Club mediates east-west differences

March 23, 1995|By TaNoah V. Sterling | TaNoah V. Sterling,Sun Staff Writer

Malfunction Junction is causing trouble again.

The multi-street intersection at Leelyn Drive and Ritchie Highway, famous for its confusing traffic patterns, is stirring up old feelings of resentment among some East Severna Park residents, but the Severna Park Democratic Club wants to be a mediator for this and other traffic concerns in the community.

To ease the tension between neighbors and encourage residents to become more involved in the community, the club is holding a series of open meetings.

The first, to be held Tuesday, will deal with roads and traffic. Representatives from the State Highway Administration, the county Traffic Engineering office, the state legislature and the County Council are expected to attend the 7 p.m. meeting at the Riverdale Restaurant on Inverness Road.

Malfunction Junction is expected to be a central part of Tuesday's discussion. New construction at the intersection has been the catalyst for recent conversation about the east-west division.

A new median strip on Leelyn Drive makes left hand turns onto Asbury Drive impossible, worsening commuting for residents who live in communities off Asbury.

The feeling among some eastside residents is that the Greater Severna Park Council, which is mainly composed of westside communities, approved the project with little regard to its effect on eastside residents.

"This side gets overlooked by the west," said Kevin Sosnoski, describing the comments he's heard from patrons of his store, Goska's Liquors, located on the east. "They just seem to be upset that there hasn't been any solution yet," to the problems at the intersection.

The perception of conflict between the east and west sides of Ritchie Highway is nothing new.

The split became obvious to Ed Doyas about 20 years ago when he was turned down for a date in high school.

"Her father didn't want her dating someone from the other side of [Ritchie] highway," Mr.
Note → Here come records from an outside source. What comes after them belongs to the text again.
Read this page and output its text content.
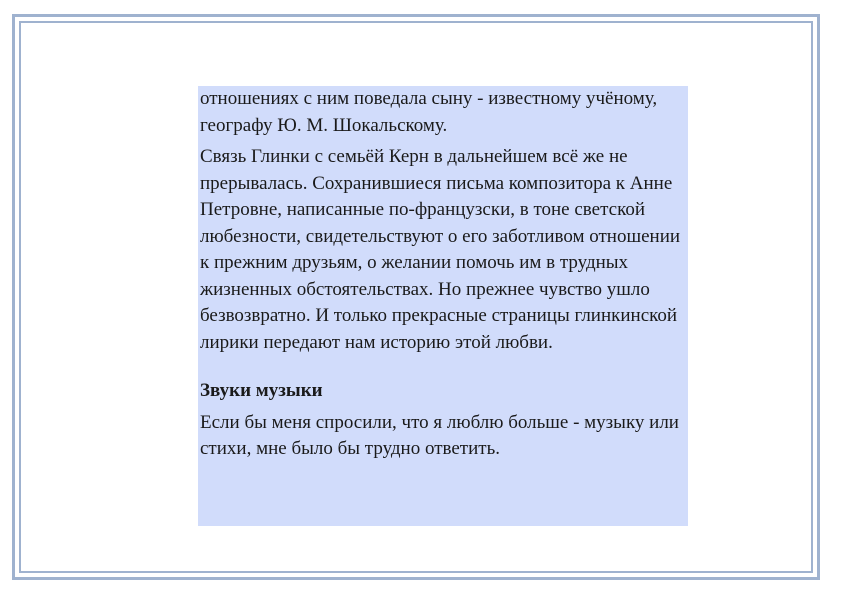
отношениях с ним поведала сыну - известному учёному, географу Ю. М. Шокальскому.

Связь Глинки с семьёй Керн в дальнейшем всё же не прерывалась. Сохранившиеся письма композитора к Анне Петровне, написанные по-французски, в тоне светской любезности, свидетельствуют о его заботливом отношении к прежним друзьям, о желании помочь им в трудных жизненных обстоятельствах. Но прежнее чувство ушло безвозвратно. И только прекрасные страницы глинкинской лирики передают нам историю этой любви.

Звуки музыки

Если бы меня спросили, что я люблю больше - музыку или стихи, мне было бы трудно ответить.
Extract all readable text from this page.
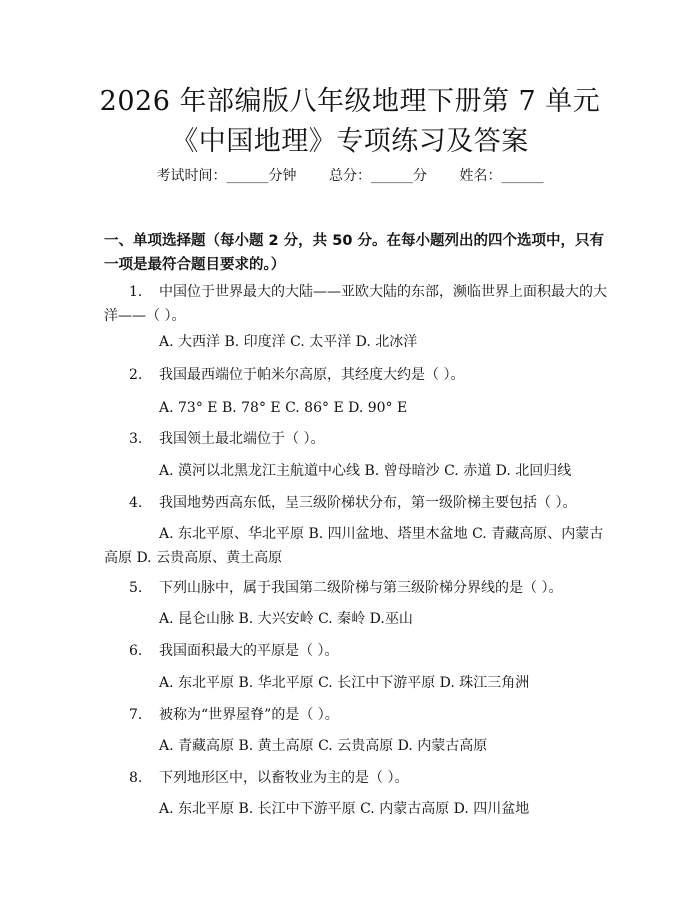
2026 年部编版八年级地理下册第 7 单元《中国地理》专项练习及答案
考试时间：______分钟 总分：______分 姓名：______

一、单项选择题（每小题 2 分，共 50 分。在每小题列出的四个选项中，只有一项是最符合题目要求的。）

1. 中国位于世界最大的大陆——亚欧大陆的东部，濒临世界上面积最大的大洋——（ ）。

A. 大西洋 B. 印度洋 C. 太平洋 D. 北冰洋

2. 我国最西端位于帕米尔高原，其经度大约是（ ）。

A. 73° E B. 78° E C. 86° E D. 90° E

3. 我国领土最北端位于（ ）。

A. 漠河以北黑龙江主航道中心线 B. 曾母暗沙 C. 赤道 D. 北回归线

4. 我国地势西高东低，呈三级阶梯状分布，第一级阶梯主要包括（ ）。

A. 东北平原、华北平原 B. 四川盆地、塔里木盆地 C. 青藏高原、内蒙古高原 D. 云贵高原、黄土高原

5. 下列山脉中，属于我国第二级阶梯与第三级阶梯分界线的是（ ）。

A. 昆仑山脉 B. 大兴安岭 C. 秦岭 D.巫山

6. 我国面积最大的平原是（ ）。

A. 东北平原 B. 华北平原 C. 长江中下游平原 D. 珠江三角洲

7. 被称为“世界屋脊”的是（ ）。

A. 青藏高原 B. 黄土高原 C. 云贵高原 D. 内蒙古高原

8. 下列地形区中，以畜牧业为主的是（ ）。

A. 东北平原 B. 长江中下游平原 C. 内蒙古高原 D. 四川盆地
Doyas, 35, explained.

"I've been told I lived on the poor side of town. I've heard comments that the East should be a part of Pasadena. This is an attitude problem that has grown over the years on both sides," he said.

Today, as president of the Democratic Club, he hopes to bring residents from both sides of the highway together.

"The purpose is to get the residents more involved," said Mr. Doyas, who said that the club is only providing a forum for discussion and will not be taking a stand on any issues.

"By opening the club to the public meetings, I'm hoping that some attitudes will be changed," he said.

Pat Troy, a former president and board member of the GSPC who has lived on both sides of the highway, said the eastside's feeling of being overlooked is unfounded.

"The facts just don't support it," said Ms. Troy, who moved from the west side to the east while she was president of the council two years ago. She also said several eastside residents have held prominent positions on the council and that the GSPC doesn't make county road decisions.

"The council doesn't have any authority. The fact of the matter is the State Highway Administration is going to prevail, no matter what we decide," she said. "They're going to do what they feel is the safest thing."

Ms. Troy said the community needs unity among its residents. "We just need to start thinking as one community," she said. "We shouldn't let Ritchie Highway divide us."